Kapolri melalui telegramnya menggunakan pasal 207 KUHP. Dalam pasal itu
disebutkan, barang siapa dengan sengaja di muka umum dengan lisan atau tulisan
menghina suatu penguasa atau badan umum yang ada di Indonesia, diancam dengan
pidana penjara paling lama satu tahun enam bulan atau pidana denda paling
banyak empat ribu lima ratus rupiah.
Sementara itu, Institute for Criminal Justice Reform (ICJR) mengkritik keras
langkah represif yang dikedepankan Kapolri Jenderal Idham Azis dalam menangani
kasus-kasus ujaran kebencian dan penghinaan terhadap presiden terkait
penanganan Covid-19.
ICJR berpendapat, aparat bisa dianggap melawan konstitusi ketika secara eksesif
melakukan penegakan hukum dengan tidak didasari argumen hukum yang tepat
terhadap orang-orang yang mengemukakan pendapat dan pikiran secara sah.

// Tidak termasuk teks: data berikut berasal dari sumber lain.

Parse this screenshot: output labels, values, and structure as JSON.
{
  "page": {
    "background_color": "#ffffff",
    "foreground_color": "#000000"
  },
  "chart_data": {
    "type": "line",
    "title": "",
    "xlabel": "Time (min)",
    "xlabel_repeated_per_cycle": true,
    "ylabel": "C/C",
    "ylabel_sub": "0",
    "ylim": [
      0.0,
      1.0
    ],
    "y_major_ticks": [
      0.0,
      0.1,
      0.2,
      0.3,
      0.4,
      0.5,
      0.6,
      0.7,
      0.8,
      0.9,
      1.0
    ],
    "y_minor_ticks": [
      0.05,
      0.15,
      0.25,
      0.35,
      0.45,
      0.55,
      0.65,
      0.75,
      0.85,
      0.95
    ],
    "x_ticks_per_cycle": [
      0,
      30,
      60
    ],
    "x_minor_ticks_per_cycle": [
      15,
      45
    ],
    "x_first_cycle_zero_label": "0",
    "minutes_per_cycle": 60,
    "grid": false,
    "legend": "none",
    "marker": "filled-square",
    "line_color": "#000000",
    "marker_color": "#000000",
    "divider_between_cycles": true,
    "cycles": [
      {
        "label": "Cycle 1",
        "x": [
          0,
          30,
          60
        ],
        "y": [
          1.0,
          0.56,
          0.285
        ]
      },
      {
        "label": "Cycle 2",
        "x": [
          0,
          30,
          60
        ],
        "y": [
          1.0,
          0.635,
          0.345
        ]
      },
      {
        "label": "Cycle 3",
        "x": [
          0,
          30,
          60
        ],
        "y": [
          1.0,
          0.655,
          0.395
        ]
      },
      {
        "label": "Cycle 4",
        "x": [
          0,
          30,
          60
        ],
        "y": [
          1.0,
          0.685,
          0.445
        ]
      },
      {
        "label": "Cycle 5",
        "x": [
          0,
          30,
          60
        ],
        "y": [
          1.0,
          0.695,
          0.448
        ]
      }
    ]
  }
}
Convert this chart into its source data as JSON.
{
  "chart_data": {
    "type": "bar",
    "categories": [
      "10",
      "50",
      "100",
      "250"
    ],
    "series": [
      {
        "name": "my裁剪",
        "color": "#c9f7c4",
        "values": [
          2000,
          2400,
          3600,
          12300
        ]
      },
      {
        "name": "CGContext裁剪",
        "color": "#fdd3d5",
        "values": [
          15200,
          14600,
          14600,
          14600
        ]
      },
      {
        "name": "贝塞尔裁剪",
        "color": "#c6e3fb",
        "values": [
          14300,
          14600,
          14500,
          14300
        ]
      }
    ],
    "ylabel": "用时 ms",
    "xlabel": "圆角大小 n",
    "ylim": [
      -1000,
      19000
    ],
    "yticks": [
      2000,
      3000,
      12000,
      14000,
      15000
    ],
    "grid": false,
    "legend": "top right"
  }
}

"Pasal 28 UUD 1945 jelas menjamin hak warga negara untuk bebas
mengeluarkan pikiran dengan lisan dan tulisan," kata Direktur Eksekutif
ICJR, Erasmus AT Napitupulu melalui keterangan tertulis, Selasa (7/4).
Erasmus meminta Polri segera menghentikan segala proses hukum khususnya
terhadap setiap orang yang sedang menggunakan haknya untuk berekspresi secara
sah dan dijamin oleh konstitusi.
Selain karena menerapkan pasal-pasal UU ITE dan KUHP secara keliru, terang dia,
tindakan aparat untuk membungkam kemerdekaan berekspresi dengan mengedepankan
langkah represif dengan menggunakan ancaman pidana hanya akan semakin
memperburuk iklim ketakutan di tengah masyarakat.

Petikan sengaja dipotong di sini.